What is India's DPI template?

DPI stands for digital public infrastructure. India's DPI template is the pattern behind the India Stack — eight layers of interoperable, open, population-scale infrastructure built over roughly a decade: Aadhaar for identity, eKYC for verification, eSign for digital signatures, DigiLocker for documents, UPI for payments, ONDC for commerce, Account Aggregator for consent-based data sharing, and ABHA for health records. The defining feature is that each is an open protocol any authorised party can build on, not a proprietary platform a single company controls.

Why does the DPI template matter for AI agents?
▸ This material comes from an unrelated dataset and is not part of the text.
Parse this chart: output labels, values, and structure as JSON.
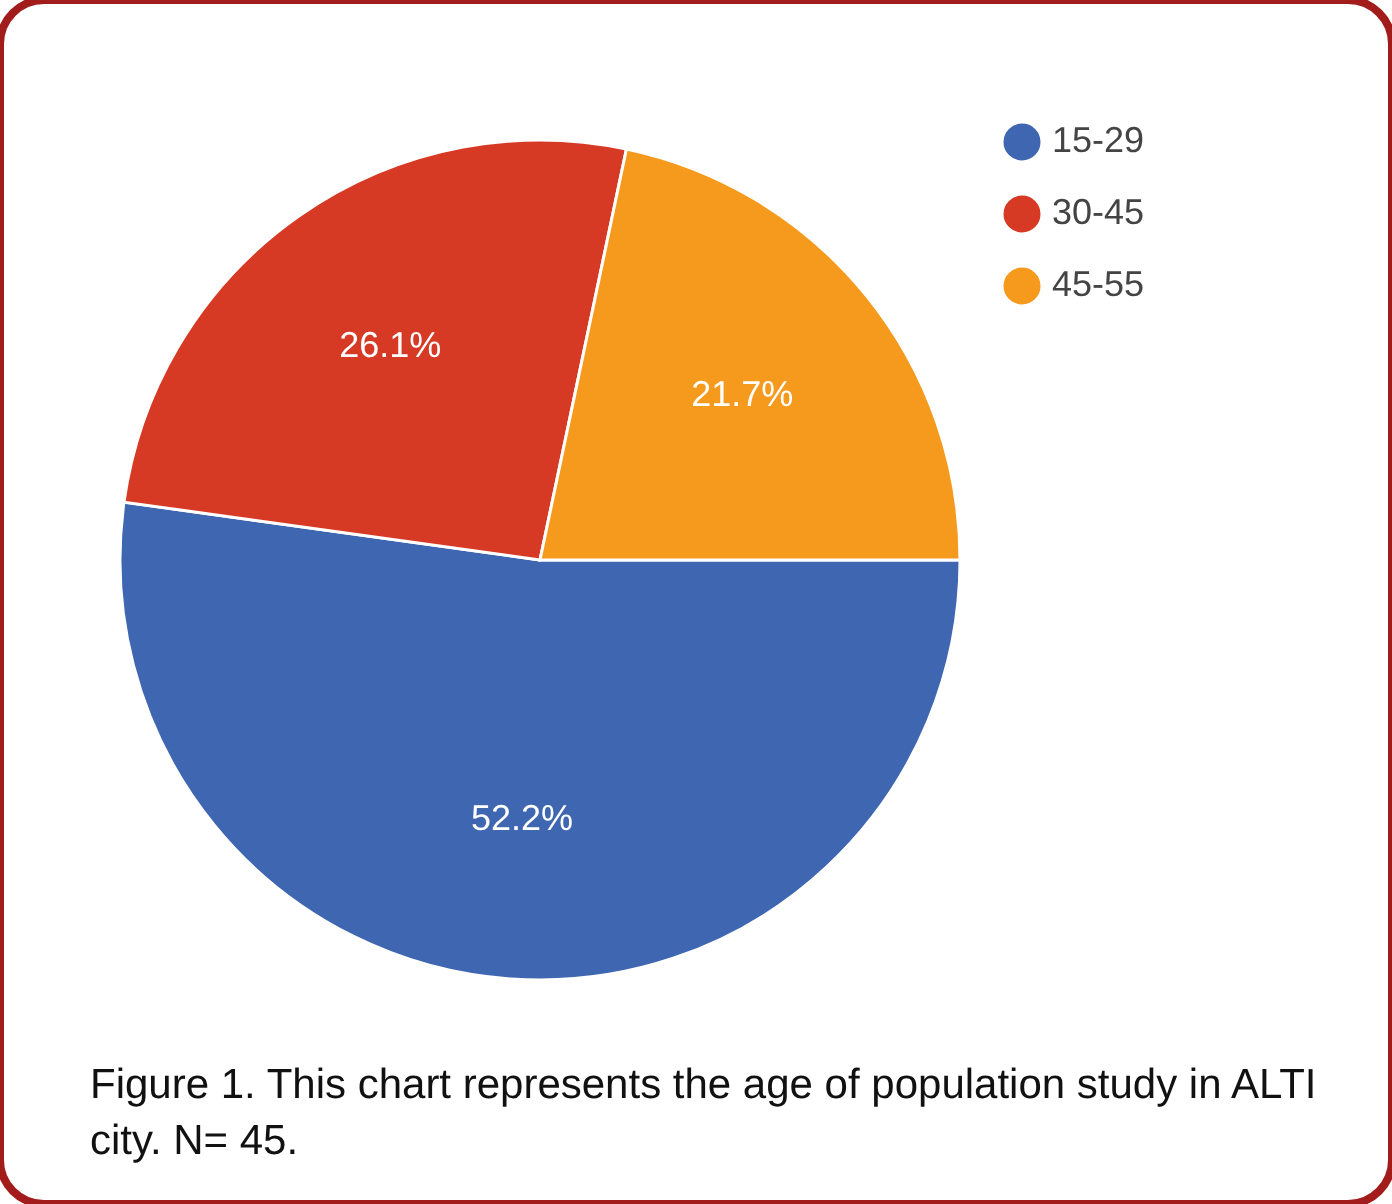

Because the agent economy is an infrastructure problem, not a model-building problem. Agents need open, interoperable rails to authenticate identity, transact with each other, and coordinate across vendors — exactly the layers India has already built at population scale for humans. Aadhaar's identity-layer architecture maps to agent identity. UPI's open payment protocol maps to agent-to-agent payments. ONDC's Beckn Protocol is a working proof of concept for cross-vendor agent interoperability. The agent dependency layer is the next layer in a stack India has been building for over a decade.